Airport Tied Into Short Lease With American Until Expansion Is Completed
Written by Charlotte Libov on November 2, 2006
By Charlotte Libov
Although American Airlines is expected to provide 70% of Miami International Airport’s traffic by 2025, it has only a 30-day lease, a fact aviation officials probably cannot change until the airport’s $6.2 billion renovation is finished, an aviation official said.
The county commission’s Regional Transportation Committee last week worried over the short-range lease the airport’s biggest client holds, especially since American, while supportive of a renovation plan that just ballooned by another $1 billion, has not committed to it.
The short leash on airport leasing dates to the late 1970s, said Miguel Southwell, Miami-Dade Aviation’s assistant director of business development, when Congress deregulated airlines, leading to bankruptcies of such giants as Pan Am, which hammered Miami. As a result, Miami International, along with airports around the US, went to short-term leases to avoid tying up gates during bankruptcy proceedings.
Since then, though, other airports have adopted a variety of leasing arrangements that Miami International has been looking at as well.

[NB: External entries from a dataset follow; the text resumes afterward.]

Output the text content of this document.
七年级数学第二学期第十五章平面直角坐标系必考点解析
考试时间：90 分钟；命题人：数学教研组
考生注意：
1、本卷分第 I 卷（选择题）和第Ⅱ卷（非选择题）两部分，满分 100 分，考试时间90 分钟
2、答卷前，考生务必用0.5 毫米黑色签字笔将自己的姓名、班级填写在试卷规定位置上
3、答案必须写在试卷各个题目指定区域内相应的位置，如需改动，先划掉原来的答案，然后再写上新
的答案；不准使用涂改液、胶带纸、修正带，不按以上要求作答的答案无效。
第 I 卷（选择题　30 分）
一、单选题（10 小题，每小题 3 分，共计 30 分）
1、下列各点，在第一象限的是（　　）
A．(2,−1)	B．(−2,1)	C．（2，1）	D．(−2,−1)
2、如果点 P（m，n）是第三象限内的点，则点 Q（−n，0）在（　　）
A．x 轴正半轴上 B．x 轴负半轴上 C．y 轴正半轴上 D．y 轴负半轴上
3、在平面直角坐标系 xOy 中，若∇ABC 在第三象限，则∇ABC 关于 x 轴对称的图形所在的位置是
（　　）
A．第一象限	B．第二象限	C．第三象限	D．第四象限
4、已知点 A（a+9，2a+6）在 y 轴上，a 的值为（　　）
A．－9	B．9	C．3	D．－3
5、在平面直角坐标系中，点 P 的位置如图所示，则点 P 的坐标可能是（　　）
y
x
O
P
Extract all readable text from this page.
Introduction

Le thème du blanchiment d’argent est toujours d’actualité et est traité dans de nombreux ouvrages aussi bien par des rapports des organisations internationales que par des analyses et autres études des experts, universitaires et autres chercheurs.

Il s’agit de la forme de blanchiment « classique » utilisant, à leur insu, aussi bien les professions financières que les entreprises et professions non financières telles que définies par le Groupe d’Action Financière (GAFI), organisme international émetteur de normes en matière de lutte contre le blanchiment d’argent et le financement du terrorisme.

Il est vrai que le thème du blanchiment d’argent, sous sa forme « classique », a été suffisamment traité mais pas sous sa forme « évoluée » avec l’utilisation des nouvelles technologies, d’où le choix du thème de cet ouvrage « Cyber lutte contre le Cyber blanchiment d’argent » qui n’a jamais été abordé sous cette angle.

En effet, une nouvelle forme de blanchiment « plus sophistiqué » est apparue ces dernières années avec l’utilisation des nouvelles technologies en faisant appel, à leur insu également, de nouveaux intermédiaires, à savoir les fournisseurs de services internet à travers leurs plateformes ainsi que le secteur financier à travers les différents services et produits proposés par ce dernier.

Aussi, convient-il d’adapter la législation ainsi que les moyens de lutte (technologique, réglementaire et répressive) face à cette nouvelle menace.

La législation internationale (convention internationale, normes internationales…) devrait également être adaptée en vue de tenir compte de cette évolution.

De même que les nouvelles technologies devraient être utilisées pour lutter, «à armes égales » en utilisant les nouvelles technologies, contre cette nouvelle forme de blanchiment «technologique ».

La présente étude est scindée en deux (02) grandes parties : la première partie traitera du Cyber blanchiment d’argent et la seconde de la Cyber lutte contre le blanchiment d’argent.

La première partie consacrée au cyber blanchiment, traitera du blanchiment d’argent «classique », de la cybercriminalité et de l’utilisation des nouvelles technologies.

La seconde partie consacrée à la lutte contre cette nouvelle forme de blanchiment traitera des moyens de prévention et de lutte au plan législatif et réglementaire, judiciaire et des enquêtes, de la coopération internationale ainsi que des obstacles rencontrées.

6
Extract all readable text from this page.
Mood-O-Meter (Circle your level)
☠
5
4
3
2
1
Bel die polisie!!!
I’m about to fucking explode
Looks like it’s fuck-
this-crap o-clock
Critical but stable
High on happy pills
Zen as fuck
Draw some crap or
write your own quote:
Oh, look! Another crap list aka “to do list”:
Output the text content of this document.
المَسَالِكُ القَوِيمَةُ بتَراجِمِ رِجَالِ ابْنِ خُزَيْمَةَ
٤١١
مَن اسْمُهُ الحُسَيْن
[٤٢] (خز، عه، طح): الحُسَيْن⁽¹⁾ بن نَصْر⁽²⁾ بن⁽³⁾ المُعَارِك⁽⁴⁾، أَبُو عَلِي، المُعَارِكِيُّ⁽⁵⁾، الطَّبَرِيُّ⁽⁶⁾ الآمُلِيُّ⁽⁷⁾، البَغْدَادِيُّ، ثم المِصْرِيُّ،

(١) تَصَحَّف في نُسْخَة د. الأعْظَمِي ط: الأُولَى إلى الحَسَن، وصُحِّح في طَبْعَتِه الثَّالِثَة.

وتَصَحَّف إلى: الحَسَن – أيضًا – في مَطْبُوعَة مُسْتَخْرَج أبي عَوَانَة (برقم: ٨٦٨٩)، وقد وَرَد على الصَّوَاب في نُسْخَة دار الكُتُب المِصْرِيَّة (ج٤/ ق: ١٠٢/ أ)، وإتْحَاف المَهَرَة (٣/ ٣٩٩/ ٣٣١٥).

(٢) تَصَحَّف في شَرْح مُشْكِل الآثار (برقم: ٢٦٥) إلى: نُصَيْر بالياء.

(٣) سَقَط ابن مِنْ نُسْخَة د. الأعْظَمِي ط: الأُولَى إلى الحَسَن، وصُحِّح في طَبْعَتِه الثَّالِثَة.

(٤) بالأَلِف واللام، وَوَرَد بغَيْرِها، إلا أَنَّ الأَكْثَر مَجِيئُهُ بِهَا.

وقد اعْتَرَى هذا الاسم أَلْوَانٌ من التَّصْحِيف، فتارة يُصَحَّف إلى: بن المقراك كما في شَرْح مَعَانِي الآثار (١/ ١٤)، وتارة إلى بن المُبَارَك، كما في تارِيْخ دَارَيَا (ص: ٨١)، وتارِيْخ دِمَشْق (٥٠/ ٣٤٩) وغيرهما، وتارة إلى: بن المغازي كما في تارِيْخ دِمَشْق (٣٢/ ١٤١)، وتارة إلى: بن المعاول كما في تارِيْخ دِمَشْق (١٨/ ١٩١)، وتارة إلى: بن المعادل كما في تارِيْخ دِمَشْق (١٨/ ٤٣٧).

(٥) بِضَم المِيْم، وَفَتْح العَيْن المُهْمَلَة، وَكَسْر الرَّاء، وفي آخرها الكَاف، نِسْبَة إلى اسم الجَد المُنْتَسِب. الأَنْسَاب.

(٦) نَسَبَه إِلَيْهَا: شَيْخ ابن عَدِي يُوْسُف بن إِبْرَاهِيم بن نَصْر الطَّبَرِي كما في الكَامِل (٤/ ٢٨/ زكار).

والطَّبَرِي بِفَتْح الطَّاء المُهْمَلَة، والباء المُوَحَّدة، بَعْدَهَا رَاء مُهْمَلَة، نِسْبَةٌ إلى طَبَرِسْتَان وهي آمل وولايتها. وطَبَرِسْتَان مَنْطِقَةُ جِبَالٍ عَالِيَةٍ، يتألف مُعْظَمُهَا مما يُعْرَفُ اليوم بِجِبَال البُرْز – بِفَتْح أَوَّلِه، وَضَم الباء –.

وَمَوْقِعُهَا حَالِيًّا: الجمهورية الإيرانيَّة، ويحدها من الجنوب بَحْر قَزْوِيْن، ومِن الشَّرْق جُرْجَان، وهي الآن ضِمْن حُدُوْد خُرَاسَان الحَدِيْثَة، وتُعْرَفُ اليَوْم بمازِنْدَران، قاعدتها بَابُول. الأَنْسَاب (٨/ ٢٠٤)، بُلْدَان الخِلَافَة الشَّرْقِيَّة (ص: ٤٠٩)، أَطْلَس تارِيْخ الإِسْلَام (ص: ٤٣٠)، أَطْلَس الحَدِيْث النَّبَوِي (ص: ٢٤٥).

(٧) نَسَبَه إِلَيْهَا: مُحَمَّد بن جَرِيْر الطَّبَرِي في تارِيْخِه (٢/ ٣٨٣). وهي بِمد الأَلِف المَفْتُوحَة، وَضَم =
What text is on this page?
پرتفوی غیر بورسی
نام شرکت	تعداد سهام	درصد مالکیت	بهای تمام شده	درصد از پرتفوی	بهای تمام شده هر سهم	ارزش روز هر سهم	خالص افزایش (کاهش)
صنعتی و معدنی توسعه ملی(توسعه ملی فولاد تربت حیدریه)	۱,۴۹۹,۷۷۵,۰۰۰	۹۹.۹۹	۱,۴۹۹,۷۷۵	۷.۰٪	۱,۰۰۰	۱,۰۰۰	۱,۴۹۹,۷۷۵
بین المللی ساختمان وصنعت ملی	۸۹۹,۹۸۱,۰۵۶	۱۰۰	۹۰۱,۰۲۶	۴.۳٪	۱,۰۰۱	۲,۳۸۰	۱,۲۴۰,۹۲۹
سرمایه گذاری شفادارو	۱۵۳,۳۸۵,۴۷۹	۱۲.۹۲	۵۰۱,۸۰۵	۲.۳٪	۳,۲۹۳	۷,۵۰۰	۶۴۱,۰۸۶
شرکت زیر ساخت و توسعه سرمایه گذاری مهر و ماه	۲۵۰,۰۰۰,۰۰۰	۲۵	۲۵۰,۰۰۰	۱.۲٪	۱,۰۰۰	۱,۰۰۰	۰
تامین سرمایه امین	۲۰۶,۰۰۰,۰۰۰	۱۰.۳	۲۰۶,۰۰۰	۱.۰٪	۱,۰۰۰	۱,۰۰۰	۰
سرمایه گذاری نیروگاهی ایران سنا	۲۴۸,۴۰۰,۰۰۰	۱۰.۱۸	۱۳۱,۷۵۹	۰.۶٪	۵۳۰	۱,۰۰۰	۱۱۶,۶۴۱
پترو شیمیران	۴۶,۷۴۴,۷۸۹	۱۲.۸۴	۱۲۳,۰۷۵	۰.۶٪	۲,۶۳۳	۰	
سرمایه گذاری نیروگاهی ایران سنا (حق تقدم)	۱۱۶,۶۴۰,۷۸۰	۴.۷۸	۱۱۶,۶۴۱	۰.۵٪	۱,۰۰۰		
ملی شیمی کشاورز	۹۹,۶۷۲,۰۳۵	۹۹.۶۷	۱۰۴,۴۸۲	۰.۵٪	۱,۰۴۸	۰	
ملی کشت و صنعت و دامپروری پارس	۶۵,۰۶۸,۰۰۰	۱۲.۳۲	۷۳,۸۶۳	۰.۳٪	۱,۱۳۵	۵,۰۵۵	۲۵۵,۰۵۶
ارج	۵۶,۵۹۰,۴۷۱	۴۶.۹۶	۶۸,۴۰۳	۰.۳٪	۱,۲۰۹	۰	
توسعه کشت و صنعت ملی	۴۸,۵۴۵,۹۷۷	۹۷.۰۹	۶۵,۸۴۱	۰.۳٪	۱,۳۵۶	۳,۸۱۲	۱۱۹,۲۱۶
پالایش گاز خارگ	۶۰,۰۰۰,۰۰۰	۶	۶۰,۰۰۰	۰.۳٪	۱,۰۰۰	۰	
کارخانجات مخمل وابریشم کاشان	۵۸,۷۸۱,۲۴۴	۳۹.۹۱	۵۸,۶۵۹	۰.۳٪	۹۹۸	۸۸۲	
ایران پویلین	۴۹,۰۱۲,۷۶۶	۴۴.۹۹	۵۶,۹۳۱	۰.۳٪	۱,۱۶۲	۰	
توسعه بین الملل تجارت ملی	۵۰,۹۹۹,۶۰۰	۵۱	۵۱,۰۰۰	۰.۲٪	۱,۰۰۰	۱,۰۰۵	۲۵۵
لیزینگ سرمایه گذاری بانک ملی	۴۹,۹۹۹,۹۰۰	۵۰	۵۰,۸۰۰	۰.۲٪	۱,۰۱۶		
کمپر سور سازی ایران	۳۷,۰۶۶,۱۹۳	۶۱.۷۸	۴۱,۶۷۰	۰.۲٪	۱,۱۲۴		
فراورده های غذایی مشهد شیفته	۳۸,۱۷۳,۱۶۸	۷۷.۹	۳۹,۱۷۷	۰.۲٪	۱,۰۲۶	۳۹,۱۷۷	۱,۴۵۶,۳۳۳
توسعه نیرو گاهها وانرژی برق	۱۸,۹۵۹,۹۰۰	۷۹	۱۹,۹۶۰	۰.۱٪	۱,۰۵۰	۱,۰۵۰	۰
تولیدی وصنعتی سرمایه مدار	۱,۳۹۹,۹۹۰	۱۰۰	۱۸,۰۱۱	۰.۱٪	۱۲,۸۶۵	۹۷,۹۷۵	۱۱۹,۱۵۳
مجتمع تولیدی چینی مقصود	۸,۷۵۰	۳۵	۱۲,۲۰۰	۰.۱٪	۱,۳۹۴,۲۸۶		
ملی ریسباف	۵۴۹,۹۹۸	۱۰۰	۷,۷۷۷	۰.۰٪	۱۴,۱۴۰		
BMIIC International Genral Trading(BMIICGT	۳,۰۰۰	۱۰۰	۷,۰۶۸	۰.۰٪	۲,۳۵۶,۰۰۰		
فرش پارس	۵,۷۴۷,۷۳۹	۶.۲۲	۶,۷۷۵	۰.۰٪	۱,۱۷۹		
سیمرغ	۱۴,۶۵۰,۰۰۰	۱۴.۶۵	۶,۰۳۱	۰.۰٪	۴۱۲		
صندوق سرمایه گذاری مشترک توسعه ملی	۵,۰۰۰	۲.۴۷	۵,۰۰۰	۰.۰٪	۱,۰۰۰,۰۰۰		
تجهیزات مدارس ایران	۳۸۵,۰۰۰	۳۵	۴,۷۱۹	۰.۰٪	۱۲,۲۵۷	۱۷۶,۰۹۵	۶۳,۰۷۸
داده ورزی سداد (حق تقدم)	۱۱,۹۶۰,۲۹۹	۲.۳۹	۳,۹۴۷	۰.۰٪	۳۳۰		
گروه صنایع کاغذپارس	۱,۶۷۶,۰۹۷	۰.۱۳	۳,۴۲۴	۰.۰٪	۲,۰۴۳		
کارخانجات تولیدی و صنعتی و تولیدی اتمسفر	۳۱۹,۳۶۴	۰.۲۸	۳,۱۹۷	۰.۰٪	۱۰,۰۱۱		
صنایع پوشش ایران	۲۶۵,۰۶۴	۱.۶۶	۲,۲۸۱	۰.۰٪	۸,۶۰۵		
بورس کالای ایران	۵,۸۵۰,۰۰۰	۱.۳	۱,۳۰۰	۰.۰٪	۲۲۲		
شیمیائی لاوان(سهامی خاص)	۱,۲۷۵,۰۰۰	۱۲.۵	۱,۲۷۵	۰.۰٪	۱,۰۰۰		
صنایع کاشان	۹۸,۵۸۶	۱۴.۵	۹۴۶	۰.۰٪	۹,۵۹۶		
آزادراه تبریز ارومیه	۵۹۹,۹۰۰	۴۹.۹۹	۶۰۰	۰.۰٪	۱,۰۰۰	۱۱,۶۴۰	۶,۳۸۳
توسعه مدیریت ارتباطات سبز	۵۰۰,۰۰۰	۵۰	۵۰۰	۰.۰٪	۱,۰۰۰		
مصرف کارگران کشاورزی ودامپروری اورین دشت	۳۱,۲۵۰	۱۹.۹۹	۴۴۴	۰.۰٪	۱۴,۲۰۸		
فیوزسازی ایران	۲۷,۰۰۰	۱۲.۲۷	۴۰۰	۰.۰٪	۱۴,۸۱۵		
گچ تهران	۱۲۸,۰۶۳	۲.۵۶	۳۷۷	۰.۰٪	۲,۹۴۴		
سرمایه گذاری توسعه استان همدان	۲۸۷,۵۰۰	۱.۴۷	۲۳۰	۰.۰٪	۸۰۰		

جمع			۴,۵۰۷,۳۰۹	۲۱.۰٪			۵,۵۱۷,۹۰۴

The most attractive, Mr. Southwell said, is a preferential system, in which an airline can pay in advance to have first use of a gate. But if the airline doesn’t exercise that option, the gate could be made available to other airlines.
Such a system would involve a longer-term lease, perhaps five years, Mr. Southwell said. But, he said, consideration of longer leases would be unlikely until the airport’s renovation is complete.
"It doesn’t make sense to be moving people around when you may not need to during the next construction period," he said in an interview.
Airport officials have said the main problem with the renovation is the escalating cost at the North Terminal. The terminal, due to be finished in 2010, is now estimated to cost $2.66 billion, up from the last estimate of $1.94 billion, the Regional Transportation Committee was told last week.
At that meeting, Aviation Director José Abreu said that, despite his plans to downscale the North Terminal’s renovation, the cost has now ballooned, even though he plans to eliminate an atrium, staircases and other architectural features.
The main culprits, he said, are escalating costs for materials and labor at the North Terminal, to be used by American Airlines and its alliance partners.
Work is nearing completion on the new 1.2 million-square-foot South Terminal, which is expected to open in March. But it is North Terminal that has proved the most costly and often-delayed.
Commissioners at the meeting said the rising costs might make the airport less competitive. The costs are passed on to the airport’s airline tenants, who fund them through a fee on passengers. Miami’s passenger fees are already far above those at neighboring Fort Lauderdale/Hollywood Airport, and rising construction costs simply send projected fees higher.
Under Mr. Abreu’s latest proposal, the airport’s cost per passenger, currently about $18, is estimated to rise to about $35. When costs are too high, airlines may shift flights to lower-cost airports to remain competitive.
Commissioners were also concerned about American Airlines’ short lease.
"This is a huge investment but right now you’re still on a 30-day lease," Commissioner Katy Sorenson said to Robert Weiss, an attorney representing American Airlines.
"We are generally supportive. We need the facilities, but we have to run the numbers up the flagpole," Mr. Weiss answered.
Commissioners also said the rapidly increasing renovation costs may hamper the county’s ability to borrow. At the meeting, commissioners expressed concern that these could lead agencies to lower their ratings of bonds used to fund the capital improvement program.
"How high is too high? This is not an easy question to answer. We have to go to the bonding rating agencies. The cost is already too high," Mr. Abreu said, noting that the renovation is incomplete. "We are caught between a rock and a hard place. We have invested millions and we don’t have anything to show for it."
Commissioners urged Mr. Abreu to continue studying plans with an eye to more cost-cutting. The full commission is expected to hear the latest proposal on renovations in December.
The committee also discussed Mr. Abreu’s proposal to temporarily close part of the North Terminal during renovations to speed the project by two years, in part by enabling work to be done in a fenced-off area so workers wouldn’t constantly need to go through security checkpoints.
"Have you cleared this with Homeland Security and the FAA?" Commissioner Sally Heyman asked. "I’ve lived to see the best of intentions sometimes not work out."